1. I’m pretty much blind, unless I’m wearing glasses or contacts. Even if I had glasses, I’m fairly certain I would have lost them on the voyage over — and let’s face it — no one has the time to lead me around Cape Cod. They’re all too busy trying not to die. I would wind up sitting in a corner, doing some menial task that doesn’t require eyesight like churning butter. Also, you know how they say that if a person loses one of their five senses, the remaining ones will strengthen? That’s a problem, because …
2. Pilgrims stink. I smell everything and everyone and it’s horrible. My sense of smell is my albatross. I literally have to hold my breath when I talk to my family first thing in the morning and my blindness would only amplify this situation. The pilgrims didn’t have the greatest hygiene, you know. What did they even use for soap? Shudder. What would end up killing me, if I didn’t fall off a cliff by accident (I’m also clumsy), is trying to take a bath in a wild body of water with a strong undercurrent.
3. I’m borderline lazy. I literally called my husband from my cell phone a few minutes ago to ask him to walk into our bedroom from the living room and get our kids out of my personal space. That kind of lackadaisical behavior would never fly on a settlement site. I also lack the fortitude to collect firewood, chop it, start a spark without matches, get a fire going, and boil water SO THAT I COULD HYDRATE MYSELF SAFELY.
4. Hangryness. I inherited a blood sugar issue that makes me turn into an absolute monster when I’m hungry. Hunger and anger fuse together into a rage commonly known as hangry. I could not pilgrim while hangry.
“John, did you catch a rabbit for dinner?”
“Well, I – “
“STOP YOUR YAMMERING AND GET TO THE POINT.”
“I’m trying to tell you –“
“DO I HAVE TO DO EVERYTHING MYSELF?”
That’s pretty much how it would go down, and eventually, the other settlers would probably all agree to trade me for corn.
5. Childbirth in the wilderness isn’t my thing.
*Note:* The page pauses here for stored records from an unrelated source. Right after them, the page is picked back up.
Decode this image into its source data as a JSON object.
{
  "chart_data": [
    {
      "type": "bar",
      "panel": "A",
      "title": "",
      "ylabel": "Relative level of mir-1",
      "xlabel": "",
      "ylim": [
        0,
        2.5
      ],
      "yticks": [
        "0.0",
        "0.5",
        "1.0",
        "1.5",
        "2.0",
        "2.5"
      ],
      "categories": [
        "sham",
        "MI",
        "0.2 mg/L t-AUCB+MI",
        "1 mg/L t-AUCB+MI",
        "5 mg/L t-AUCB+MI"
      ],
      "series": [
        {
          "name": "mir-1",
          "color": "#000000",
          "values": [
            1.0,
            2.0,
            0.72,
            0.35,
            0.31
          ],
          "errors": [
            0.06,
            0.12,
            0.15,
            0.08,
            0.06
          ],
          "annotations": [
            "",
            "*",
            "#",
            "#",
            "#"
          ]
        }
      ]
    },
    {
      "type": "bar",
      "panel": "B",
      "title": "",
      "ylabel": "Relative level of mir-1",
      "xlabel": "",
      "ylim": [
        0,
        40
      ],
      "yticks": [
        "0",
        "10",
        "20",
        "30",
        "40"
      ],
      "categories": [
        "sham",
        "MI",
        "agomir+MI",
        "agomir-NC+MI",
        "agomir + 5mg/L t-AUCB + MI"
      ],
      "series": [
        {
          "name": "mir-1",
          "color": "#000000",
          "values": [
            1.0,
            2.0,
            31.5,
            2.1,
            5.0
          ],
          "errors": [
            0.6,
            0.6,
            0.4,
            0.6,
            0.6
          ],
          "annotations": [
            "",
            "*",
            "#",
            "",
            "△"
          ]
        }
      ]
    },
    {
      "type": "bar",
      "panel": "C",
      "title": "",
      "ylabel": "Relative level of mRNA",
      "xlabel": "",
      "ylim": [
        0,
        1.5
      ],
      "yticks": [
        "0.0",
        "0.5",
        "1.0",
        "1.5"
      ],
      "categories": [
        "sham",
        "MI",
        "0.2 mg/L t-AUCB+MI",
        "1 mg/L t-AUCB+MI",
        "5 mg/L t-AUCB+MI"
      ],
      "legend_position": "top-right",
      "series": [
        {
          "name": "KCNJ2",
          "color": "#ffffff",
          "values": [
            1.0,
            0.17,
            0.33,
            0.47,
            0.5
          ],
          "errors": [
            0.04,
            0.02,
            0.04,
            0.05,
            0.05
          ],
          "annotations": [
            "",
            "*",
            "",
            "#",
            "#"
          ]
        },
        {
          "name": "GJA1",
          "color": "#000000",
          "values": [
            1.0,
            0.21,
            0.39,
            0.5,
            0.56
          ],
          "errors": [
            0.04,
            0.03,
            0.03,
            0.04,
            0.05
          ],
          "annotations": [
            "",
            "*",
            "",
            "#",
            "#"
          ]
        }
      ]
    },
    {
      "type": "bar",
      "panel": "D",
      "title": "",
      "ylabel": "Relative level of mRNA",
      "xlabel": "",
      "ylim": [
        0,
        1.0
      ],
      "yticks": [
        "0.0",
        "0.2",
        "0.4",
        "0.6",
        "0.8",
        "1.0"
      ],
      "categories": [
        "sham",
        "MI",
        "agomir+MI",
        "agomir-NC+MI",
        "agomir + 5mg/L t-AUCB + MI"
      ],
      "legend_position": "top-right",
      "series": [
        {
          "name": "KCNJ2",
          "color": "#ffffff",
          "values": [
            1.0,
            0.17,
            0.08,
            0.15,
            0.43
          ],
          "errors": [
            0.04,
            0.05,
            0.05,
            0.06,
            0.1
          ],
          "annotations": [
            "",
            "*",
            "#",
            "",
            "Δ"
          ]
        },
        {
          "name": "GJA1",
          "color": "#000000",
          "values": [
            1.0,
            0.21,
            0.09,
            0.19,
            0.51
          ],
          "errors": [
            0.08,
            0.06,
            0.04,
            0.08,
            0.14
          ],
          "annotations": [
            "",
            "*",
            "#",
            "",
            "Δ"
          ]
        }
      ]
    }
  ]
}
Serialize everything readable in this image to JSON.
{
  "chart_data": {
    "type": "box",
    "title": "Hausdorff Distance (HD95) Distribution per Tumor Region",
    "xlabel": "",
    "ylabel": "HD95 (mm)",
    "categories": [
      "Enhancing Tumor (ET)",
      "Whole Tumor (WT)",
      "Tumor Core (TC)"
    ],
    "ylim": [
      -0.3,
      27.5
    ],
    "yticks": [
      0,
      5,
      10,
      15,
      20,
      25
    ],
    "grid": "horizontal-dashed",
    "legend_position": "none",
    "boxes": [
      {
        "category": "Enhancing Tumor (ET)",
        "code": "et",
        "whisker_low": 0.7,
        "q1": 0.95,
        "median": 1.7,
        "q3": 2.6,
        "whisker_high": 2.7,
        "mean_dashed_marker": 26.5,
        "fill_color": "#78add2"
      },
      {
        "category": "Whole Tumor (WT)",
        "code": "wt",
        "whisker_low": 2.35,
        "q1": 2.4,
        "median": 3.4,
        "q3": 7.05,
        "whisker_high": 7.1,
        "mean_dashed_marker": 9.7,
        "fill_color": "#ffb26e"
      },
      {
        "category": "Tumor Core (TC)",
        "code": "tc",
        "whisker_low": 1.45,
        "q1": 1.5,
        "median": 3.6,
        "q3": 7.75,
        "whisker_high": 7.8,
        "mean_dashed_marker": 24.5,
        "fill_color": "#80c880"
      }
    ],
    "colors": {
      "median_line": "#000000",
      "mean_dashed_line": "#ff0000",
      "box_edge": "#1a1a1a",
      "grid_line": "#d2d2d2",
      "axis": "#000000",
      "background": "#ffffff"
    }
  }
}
If someone did happen to fall in love with me — a lazy, blind, hangry woman who was basically useless — and we combined our horrible hygiene and made a baby, that would mean that I’d have to give birth in the wilderness. No pain meds. No industrial-sized sanitary pads. No mesh underwear. No thank you.
6. I like Native American style better. I really feel like, if I even made it this far, once I laid eyes on the Native Americans I would have said peace out to the white people. Everything about them is way more interesting and exciting. Their music, food, and shelter are far superior. Maybe the idea of trading me for corn is a pretty good one.
7. Horses scare me. Add in the fact that I can’t see, and you’ve got a recipe for disaster. What happens when a blind lady rides a horse? NOTHING GOOD. Again, they would just stick me in a corner with menial tasks, if they hadn’t sold me off already.
8. I’m flighty. Once I got to the New World, I couldn’t just turn around and go back to England. That’s a problem for someone who likes options. It also seems like all the decisions that Pilgrims had to make on the daily were literally life-or-death choices. Talk about pressure.
Luckily, I was born in 1979 and avoided a life of true hardship — and as I happily eat multiple slices of pie this Thanksgiving, I’ll say a prayer of thanks for the hardy women who went before me.